Without a config file

A host URL and catalog name can be used to initialize the service:

from edge import api

service = api.connect(
    catalog_host="catalog.enthought.com",
    catalog_name="edge_demo1",
    catalog_port=5000  # Optional, defaults to 5000
)

If no authentication arguments are provided, a hatcher token will be searched for first in the environment variable $HATCHER_TOKEN and then in the ~/.edm.yaml file.

Otherwise, authentication can be provided by passing a hatcher token as an argument:

from edge import api

service = api.connect(
    catalog_host="catalog.enthought.com",
    catalog_name="edge_demo1",
    api_token='YOUR_HATCHER_TOKEN',
)

or a username and password (This example uses getpass to prompt the user for their password without saving it in the notebook):

from edge import api
from getpass import getpass

service = api.connect(
    catalog_host="catalog.enthought.com",
    catalog_name="edge_demo1",
    username='YOUR_USERNAME',
    password=getpass()
)

Retrieving saved data models from the catalog

Data model retrieval

data_model = service.get_entity_kind(
    'Edge_Example'  # Name of the data model
)

Looking up an object in the data model from its path

It is also possible to access the various components (Data Group, Data Field and Configurables) in a given data model, provided their paths.

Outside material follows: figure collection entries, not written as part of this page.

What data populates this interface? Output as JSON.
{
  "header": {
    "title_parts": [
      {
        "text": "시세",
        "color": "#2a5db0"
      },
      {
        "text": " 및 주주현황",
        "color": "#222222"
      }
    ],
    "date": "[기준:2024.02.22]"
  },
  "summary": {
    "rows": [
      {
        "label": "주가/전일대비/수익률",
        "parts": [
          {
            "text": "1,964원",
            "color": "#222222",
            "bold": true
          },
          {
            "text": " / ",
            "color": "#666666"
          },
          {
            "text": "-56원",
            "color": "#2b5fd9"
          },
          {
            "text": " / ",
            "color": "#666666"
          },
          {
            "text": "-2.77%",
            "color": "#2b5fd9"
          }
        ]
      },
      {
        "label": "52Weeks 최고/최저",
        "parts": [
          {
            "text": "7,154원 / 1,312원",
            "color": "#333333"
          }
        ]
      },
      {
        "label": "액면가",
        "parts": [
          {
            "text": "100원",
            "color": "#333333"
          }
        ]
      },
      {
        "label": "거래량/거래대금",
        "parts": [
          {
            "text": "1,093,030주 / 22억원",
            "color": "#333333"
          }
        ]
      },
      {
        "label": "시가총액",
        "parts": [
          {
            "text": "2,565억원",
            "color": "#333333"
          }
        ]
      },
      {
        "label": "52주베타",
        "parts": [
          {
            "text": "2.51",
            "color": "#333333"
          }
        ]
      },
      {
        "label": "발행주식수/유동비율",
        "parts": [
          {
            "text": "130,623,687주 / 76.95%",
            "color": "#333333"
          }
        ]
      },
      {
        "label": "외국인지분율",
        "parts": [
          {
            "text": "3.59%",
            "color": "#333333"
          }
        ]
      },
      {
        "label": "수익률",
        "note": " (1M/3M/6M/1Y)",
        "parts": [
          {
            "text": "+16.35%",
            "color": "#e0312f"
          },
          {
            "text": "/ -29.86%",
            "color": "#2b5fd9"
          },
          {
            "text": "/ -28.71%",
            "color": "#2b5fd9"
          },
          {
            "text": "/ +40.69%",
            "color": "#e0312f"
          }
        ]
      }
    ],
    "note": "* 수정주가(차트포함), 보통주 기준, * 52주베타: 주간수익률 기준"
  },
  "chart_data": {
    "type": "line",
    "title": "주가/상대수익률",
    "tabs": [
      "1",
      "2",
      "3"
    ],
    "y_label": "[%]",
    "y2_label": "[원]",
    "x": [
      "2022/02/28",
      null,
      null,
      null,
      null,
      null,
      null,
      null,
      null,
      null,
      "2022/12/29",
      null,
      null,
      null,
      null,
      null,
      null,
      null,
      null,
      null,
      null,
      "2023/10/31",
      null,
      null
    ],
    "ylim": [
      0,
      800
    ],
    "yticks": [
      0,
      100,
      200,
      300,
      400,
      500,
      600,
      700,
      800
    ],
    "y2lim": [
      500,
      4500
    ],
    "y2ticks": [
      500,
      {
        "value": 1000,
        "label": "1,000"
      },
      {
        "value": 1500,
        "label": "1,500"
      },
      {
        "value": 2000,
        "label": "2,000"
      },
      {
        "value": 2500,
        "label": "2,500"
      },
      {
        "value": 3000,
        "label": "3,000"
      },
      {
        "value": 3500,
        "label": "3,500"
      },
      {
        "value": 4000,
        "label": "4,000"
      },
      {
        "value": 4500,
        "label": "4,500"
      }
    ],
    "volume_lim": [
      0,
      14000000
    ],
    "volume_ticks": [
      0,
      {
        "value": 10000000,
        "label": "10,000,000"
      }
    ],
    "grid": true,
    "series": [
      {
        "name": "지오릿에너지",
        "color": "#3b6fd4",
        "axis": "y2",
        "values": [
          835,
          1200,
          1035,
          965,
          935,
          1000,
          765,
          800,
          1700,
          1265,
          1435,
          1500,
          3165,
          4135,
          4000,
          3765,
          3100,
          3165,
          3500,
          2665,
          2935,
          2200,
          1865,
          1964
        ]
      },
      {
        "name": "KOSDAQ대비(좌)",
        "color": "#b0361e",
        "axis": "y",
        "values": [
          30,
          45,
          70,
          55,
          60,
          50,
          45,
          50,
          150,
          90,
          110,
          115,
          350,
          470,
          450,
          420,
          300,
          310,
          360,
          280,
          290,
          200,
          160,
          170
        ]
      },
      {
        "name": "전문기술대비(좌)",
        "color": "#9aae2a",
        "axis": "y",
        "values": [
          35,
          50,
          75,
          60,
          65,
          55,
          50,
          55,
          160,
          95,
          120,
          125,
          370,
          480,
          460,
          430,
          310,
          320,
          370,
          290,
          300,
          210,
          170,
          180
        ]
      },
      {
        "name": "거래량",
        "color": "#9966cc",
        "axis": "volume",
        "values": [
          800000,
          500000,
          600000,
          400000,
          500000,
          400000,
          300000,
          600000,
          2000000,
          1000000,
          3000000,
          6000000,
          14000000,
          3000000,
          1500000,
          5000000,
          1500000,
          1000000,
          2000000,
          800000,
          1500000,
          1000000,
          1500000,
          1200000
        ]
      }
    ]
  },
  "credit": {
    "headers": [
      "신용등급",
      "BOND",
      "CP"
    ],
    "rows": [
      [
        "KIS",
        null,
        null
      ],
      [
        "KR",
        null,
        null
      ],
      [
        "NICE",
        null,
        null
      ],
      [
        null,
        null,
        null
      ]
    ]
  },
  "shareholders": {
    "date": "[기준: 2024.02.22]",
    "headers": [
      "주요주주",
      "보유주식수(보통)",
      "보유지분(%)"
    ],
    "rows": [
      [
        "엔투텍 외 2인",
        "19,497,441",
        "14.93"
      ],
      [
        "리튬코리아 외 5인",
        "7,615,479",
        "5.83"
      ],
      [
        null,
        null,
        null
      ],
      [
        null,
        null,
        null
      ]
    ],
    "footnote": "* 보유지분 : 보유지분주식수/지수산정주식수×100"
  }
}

The path is just a string representing the location of the object within the data model. It is the names of the ancestors of that object, each separated by a '/', plus the name of the object itself. For example, given a data model with the following structure:

- Edge_Example
    - Evaluation
        - Mechanical Properties
            * Tensile Strength (MPa)
                + Temperature (ºC)
        - Physical Properties
            * IR Spectrum

the path representing the data group 'Evaluation' would be 'Edge_Example/Evaluation', the path representing the data field 'Tensile Strength' would be 'Edge_Example/Evaluation/Mechanical Properties/Tensile Strength' and the path representing the configurable 'Temperature' would be 'Edge_Example/Evaluation/Mechanical Properties/Tensile Strength/Temperature'

# Get a data group
api.lookup_data_group(
    data_model,
    'Edge_Example/Evaluation')

# Get a data field
api.lookup_data_field(
    data_model,
    'Edge_Example/Evaluation/Mechanical Properties/Tensile Strength')

# Get a configurable
api.lookup_configurable(
    data_model,
    'Edge_Example/Evaluation/Mechanical Properties/Tensile Strength/Temperature')

Visualising data models

The structure of a data model can be visualised by printing it. Data groups are prepended with a -, data fields are prepended with a *, configurables are prepended by a +, and children are indented underneath their parents. For the model constructed above, this is the result:

>>> print(data_model)
- Edge_Example
    - Condition
        * Extruder
        * Screw Type
        * Screw Speed (rpm)
    - Evaluation
        - Mechanical Properties
            * Tensile Strength (MPa)
                + Temperature (ºC)
        - Physical Properties
            * IR Spectrum
    - Composition
        * Base (%)
        * Flame Retardant (%)
            + Purity (%)
    * Timestamp

Data search and export

To retrieve a subset of data already in the catalog as a Pandas DataFrame, use the search function. This takes as arguments - an EdgeService instance (see Connecting to a Data Catalog), - a list of data models to search (see Data model retrieval), - a list of criteria to filter the facts by (consisting of a tuple containing the path to the data field, the name of the configurable to filter on, a condition, and a value to compare the configurable to), and - a data table to set which columns you want in the returned DataFrame (see Data Tables)

# Create the search query
# List of Search Terms
all_search_terms = [
    ('Example/Composition/Flame Retardant', 'value', 'Exists', None),
    ('Example/Condition/Screw Speed', 'value', '>', 1),
]
search_terms = []
for path, config_name, condition, value in all_search_terms:
    data_field = api.lookup_data_field(data_model, path)
    search_terms.append(((data_field, config_name), condition, value))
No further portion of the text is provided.